Background & aims: To examine whether probiotics would reduce the occurrence or duration of acute otitis media (AOM), or the nasopharyngeal carriage of otitis pathogens in otitis-prone children.
Methods: During this double-blind, placebo-controlled, randomised, 24-week intervention, 309 otitis-prone children (10 months-6 years) consumed either one probiotic capsule (Lactobacillus rhamnosus GG and LC705, Bifidobacterium breve 99 and Propionibacterium freudenreichii JS) (n=155) or placebo (n=154) daily. Clinical examinations were carried out and nasopharyngeal samples taken three times. Parents recorded the symptoms of upper respiratory infection (URI) in a diary.
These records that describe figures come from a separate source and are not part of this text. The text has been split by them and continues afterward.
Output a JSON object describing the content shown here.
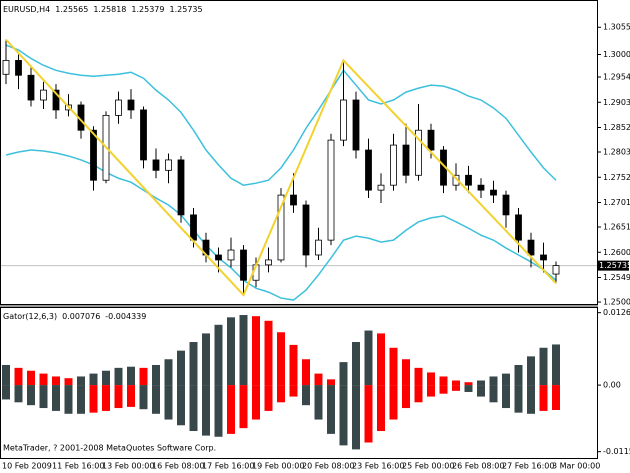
{
  "chart_data": {
    "type": "candlestick",
    "symbol": "EURUSD,H4",
    "categories": [
      "10 Feb 2009",
      null,
      null,
      null,
      "11 Feb 16:00",
      null,
      null,
      null,
      "13 Feb 00:00",
      null,
      null,
      null,
      "16 Feb 08:00",
      null,
      null,
      null,
      "17 Feb 16:00",
      null,
      null,
      null,
      "19 Feb 00:00",
      null,
      null,
      null,
      "20 Feb 08:00",
      null,
      null,
      null,
      "23 Feb 16:00",
      null,
      null,
      null,
      "25 Feb 00:00",
      null,
      null,
      null,
      "26 Feb 08:00",
      null,
      null,
      null,
      "27 Feb 16:00",
      null,
      null,
      null,
      "3 Mar 00:00"
    ],
    "open": [
      1.296,
      1.2988,
      1.2958,
      1.2908,
      1.2928,
      1.2888,
      1.2898,
      1.2847,
      1.2746,
      1.2877,
      1.2908,
      1.2888,
      1.2787,
      1.2766,
      1.2787,
      1.2676,
      1.2625,
      1.2595,
      1.2585,
      1.2605,
      1.2544,
      1.2575,
      1.2585,
      1.2716,
      1.2696,
      1.2595,
      1.2625,
      1.2827,
      1.2908,
      1.2807,
      1.2726,
      1.2736,
      1.2817,
      1.2756,
      1.2847,
      1.2807,
      1.2736,
      1.2756,
      1.2736,
      1.2726,
      1.2716,
      1.2676,
      1.2625,
      1.2595,
      1.25565
    ],
    "high": [
      1.303,
      1.3,
      1.2975,
      1.2945,
      1.294,
      1.292,
      1.2905,
      1.2855,
      1.2885,
      1.2925,
      1.293,
      1.2895,
      1.281,
      1.28,
      1.2795,
      1.269,
      1.264,
      1.261,
      1.263,
      1.2615,
      1.259,
      1.261,
      1.273,
      1.276,
      1.2705,
      1.265,
      1.284,
      1.2988,
      1.2925,
      1.283,
      1.276,
      1.284,
      1.286,
      1.29,
      1.286,
      1.2815,
      1.278,
      1.2775,
      1.275,
      1.2745,
      1.2725,
      1.269,
      1.264,
      1.262,
      1.25818
    ],
    "low": [
      1.294,
      1.293,
      1.2895,
      1.289,
      1.287,
      1.2875,
      1.283,
      1.2725,
      1.274,
      1.286,
      1.287,
      1.277,
      1.275,
      1.274,
      1.266,
      1.261,
      1.258,
      1.256,
      1.257,
      1.2514,
      1.253,
      1.256,
      1.258,
      1.268,
      1.257,
      1.2585,
      1.2615,
      1.2815,
      1.279,
      1.271,
      1.27,
      1.2725,
      1.274,
      1.2745,
      1.279,
      1.272,
      1.2725,
      1.272,
      1.271,
      1.27,
      1.265,
      1.26,
      1.257,
      1.256,
      1.25379
    ],
    "close": [
      1.2988,
      1.2958,
      1.2908,
      1.2928,
      1.2888,
      1.2898,
      1.2847,
      1.2746,
      1.2877,
      1.2908,
      1.2888,
      1.2787,
      1.2766,
      1.2787,
      1.2676,
      1.2625,
      1.2595,
      1.2585,
      1.2605,
      1.2544,
      1.2575,
      1.2585,
      1.2716,
      1.2696,
      1.2595,
      1.2625,
      1.2827,
      1.2908,
      1.2807,
      1.2726,
      1.2736,
      1.2817,
      1.2756,
      1.2847,
      1.2807,
      1.2736,
      1.2756,
      1.2736,
      1.2726,
      1.2716,
      1.2676,
      1.2625,
      1.2595,
      1.2585,
      1.25735
    ],
    "colors": {
      "up": "#ffffff",
      "down": "#000000",
      "wick": "#000000"
    },
    "ylim": [
      1.2496,
      1.3106
    ],
    "yticks": [
      {
        "value": 1.3055,
        "label": "1.30550"
      },
      {
        "value": 1.3,
        "label": "1.30000"
      },
      1.29545,
      1.29035,
      1.28525,
      {
        "value": 1.2803,
        "label": "1.28030"
      },
      {
        "value": 1.2752,
        "label": "1.27520"
      },
      {
        "value": 1.2701,
        "label": "1.27010"
      },
      1.26515,
      1.26005,
      1.25495,
      {
        "value": 1.25,
        "label": "1.25000"
      }
    ],
    "bands": {
      "color": "#3cc0dc",
      "upper": [
        1.3019,
        1.3009,
        1.2992,
        1.2978,
        1.2968,
        1.2962,
        1.2958,
        1.2956,
        1.2958,
        1.296,
        1.2964,
        1.2952,
        1.2928,
        1.2908,
        1.2883,
        1.2847,
        1.2807,
        1.2777,
        1.275,
        1.2736,
        1.274,
        1.2746,
        1.2771,
        1.2807,
        1.2851,
        1.2888,
        1.2928,
        1.2968,
        1.2938,
        1.2908,
        1.29,
        1.2908,
        1.2924,
        1.2932,
        1.2938,
        1.2936,
        1.2928,
        1.2916,
        1.2908,
        1.2892,
        1.2871,
        1.2837,
        1.2803,
        1.2771,
        1.2746
      ],
      "lower": [
        1.2797,
        1.2803,
        1.2807,
        1.2805,
        1.2801,
        1.2795,
        1.2787,
        1.2777,
        1.2762,
        1.275,
        1.2742,
        1.2726,
        1.271,
        1.2696,
        1.2676,
        1.2645,
        1.2615,
        1.2589,
        1.2569,
        1.2544,
        1.2528,
        1.252,
        1.2508,
        1.2504,
        1.2524,
        1.2555,
        1.2589,
        1.2625,
        1.2633,
        1.2629,
        1.2621,
        1.2625,
        1.2645,
        1.2662,
        1.267,
        1.2674,
        1.2662,
        1.2649,
        1.2635,
        1.2625,
        1.2609,
        1.2595,
        1.2581,
        1.2565,
        1.2544
      ]
    },
    "zigzag": {
      "color": "#f2d22e",
      "x": [
        0,
        19,
        27,
        44
      ],
      "values": [
        1.303,
        1.2514,
        1.2988,
        1.25379
      ]
    },
    "gator": {
      "type": "bar",
      "name": "Gator(12,6,3)",
      "increase_color": "#37474a",
      "decrease_color": "#ff0000",
      "upper": [
        0.0035,
        0.003,
        0.0025,
        0.002,
        0.0015,
        0.0012,
        0.0015,
        0.002,
        0.0025,
        0.003,
        0.0032,
        0.003,
        0.0035,
        0.0045,
        0.006,
        0.0075,
        0.009,
        0.0105,
        0.0118,
        0.0122,
        0.012,
        0.0112,
        0.0092,
        0.007,
        0.0045,
        0.002,
        0.001,
        0.004,
        0.0075,
        0.0095,
        0.009,
        0.0065,
        0.0045,
        0.003,
        0.0022,
        0.0015,
        0.0008,
        0.0005,
        0.0008,
        0.0015,
        0.002,
        0.0035,
        0.005,
        0.0065,
        0.007076
      ],
      "lower": [
        -0.0025,
        -0.003,
        -0.0035,
        -0.004,
        -0.0045,
        -0.005,
        -0.005,
        -0.0048,
        -0.0045,
        -0.004,
        -0.0038,
        -0.0042,
        -0.005,
        -0.006,
        -0.007,
        -0.008,
        -0.0088,
        -0.009,
        -0.0085,
        -0.0075,
        -0.006,
        -0.0045,
        -0.003,
        -0.002,
        -0.0035,
        -0.006,
        -0.0085,
        -0.0105,
        -0.0112,
        -0.01,
        -0.008,
        -0.006,
        -0.004,
        -0.003,
        -0.002,
        -0.0015,
        -0.001,
        -0.0012,
        -0.002,
        -0.003,
        -0.004,
        -0.0048,
        -0.005,
        -0.0045,
        -0.004339
      ],
      "ylim": [
        -0.0127,
        0.0136
      ],
      "yticks": [
        0.012613,
        {
          "value": 0,
          "label": "0.00"
        },
        -0.011594
      ]
    }
  },
  "footer": "MetaTrader, ? 2001-2008 MetaQuotes Software Corp."
}
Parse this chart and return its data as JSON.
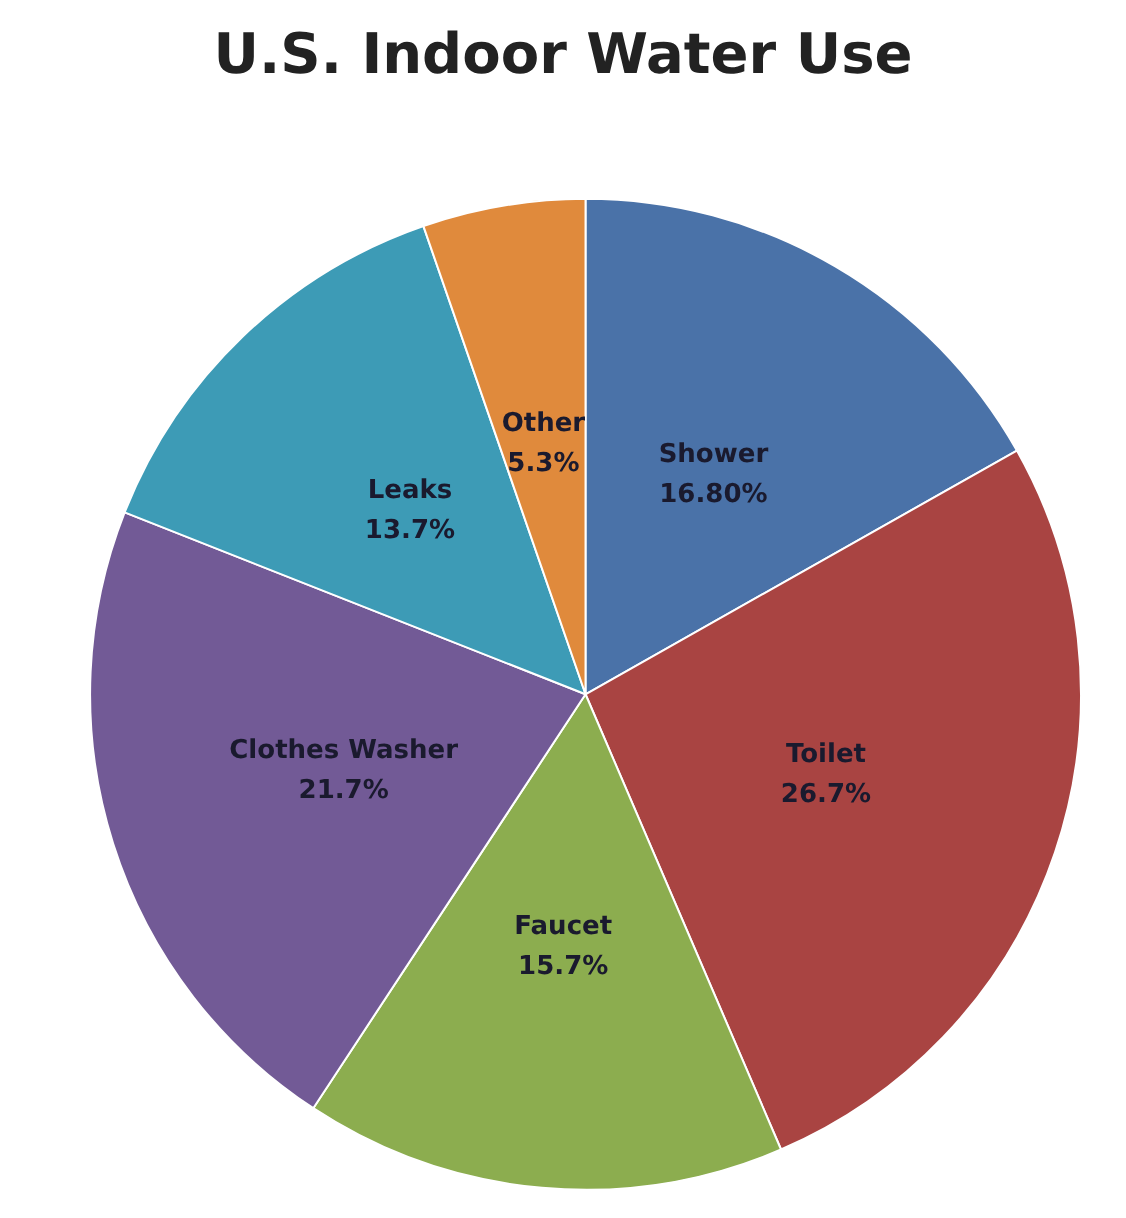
{
  "chart_data": {
    "type": "pie",
    "title": "U.S. Indoor Water Use",
    "categories": [
      "Shower",
      "Toilet",
      "Faucet",
      "Clothes Washer",
      "Leaks",
      "Other"
    ],
    "values": [
      16.8,
      26.7,
      15.7,
      21.7,
      13.7,
      5.3
    ],
    "value_labels": [
      "16.80%",
      "26.7%",
      "15.7%",
      "21.7%",
      "13.7%",
      "5.3%"
    ],
    "colors": [
      "#4a72a8",
      "#a94442",
      "#8cad4f",
      "#725a96",
      "#3d9bb6",
      "#e08a3c"
    ],
    "legend": false
  }
}
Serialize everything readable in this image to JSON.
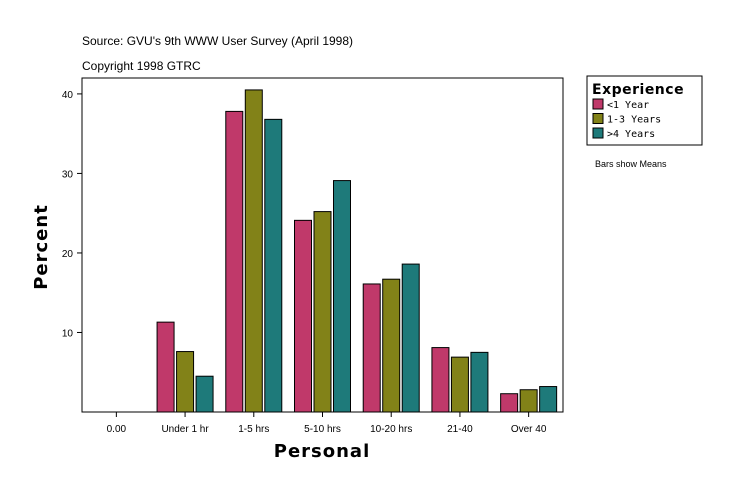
{
  "source_line": "Source: GVU's 9th WWW User Survey (April 1998)",
  "copyright_line": "Copyright 1998 GTRC",
  "note": "Bars show Means",
  "chart_data": {
    "type": "bar",
    "categories": [
      "0.00",
      "Under 1 hr",
      "1-5 hrs",
      "5-10 hrs",
      "10-20 hrs",
      "21-40",
      "Over 40"
    ],
    "series": [
      {
        "name": "<1 Year",
        "color": "#c0396a",
        "values": [
          0,
          11.3,
          37.8,
          24.1,
          16.1,
          8.1,
          2.3
        ]
      },
      {
        "name": "1-3 Years",
        "color": "#828218",
        "values": [
          0,
          7.6,
          40.5,
          25.2,
          16.7,
          6.9,
          2.8
        ]
      },
      {
        "name": ">4 Years",
        "color": "#1e7a7a",
        "values": [
          0,
          4.5,
          36.8,
          29.1,
          18.6,
          7.5,
          3.2
        ]
      }
    ],
    "xlabel": "Personal",
    "ylabel": "Percent",
    "ylim": [
      0,
      42
    ],
    "yticks": [
      10,
      20,
      30,
      40
    ],
    "legend_title": "Experience",
    "legend_position": "right",
    "grid": false
  }
}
Results: Probiotic treatment did not reduce the occurrence (probiotic vs. placebo: 72% vs. 65%, OR=1.48, 95% CI 0.87-2.52, p=n.s.) or the recurrence ( three) of AOM episodes (18% vs. 17%, OR=1.04, 95% CI 0.55-1.96, p=n.s.). The median duration of AOM episodes was 5.6 (IQR 3.5-9.4) vs. 6.0 (IQR 4.0-10.5) days, respectively (p= n.s.). There was a tendency showing a reduction in the occurrence of recurrent (4 to 6) respiratory infections in the probiotic group (OR for 4 URIs: 0.56, 95%CI 0.31-0.99, p=0.046; OR for 6 URIs: 0.59, 95% CI 0.34 to 1.03, p=n.s.). Probiotics did not affect the carriage of Streptococcus pneumoniae or Haemophilus influenzae, but increased the prevalence of Moraxella catarrhalis (OR=1.79, 95% CI 1.06-3.00, p=0.028).
Conclusions: Probiotics did not prevent the occurrence of AOM or the nasopharyngeal carriage of otitis pathogens in otitis-prone children. A tendency showing a reduction in recurrent respiratory infections must be confirmed in further studies.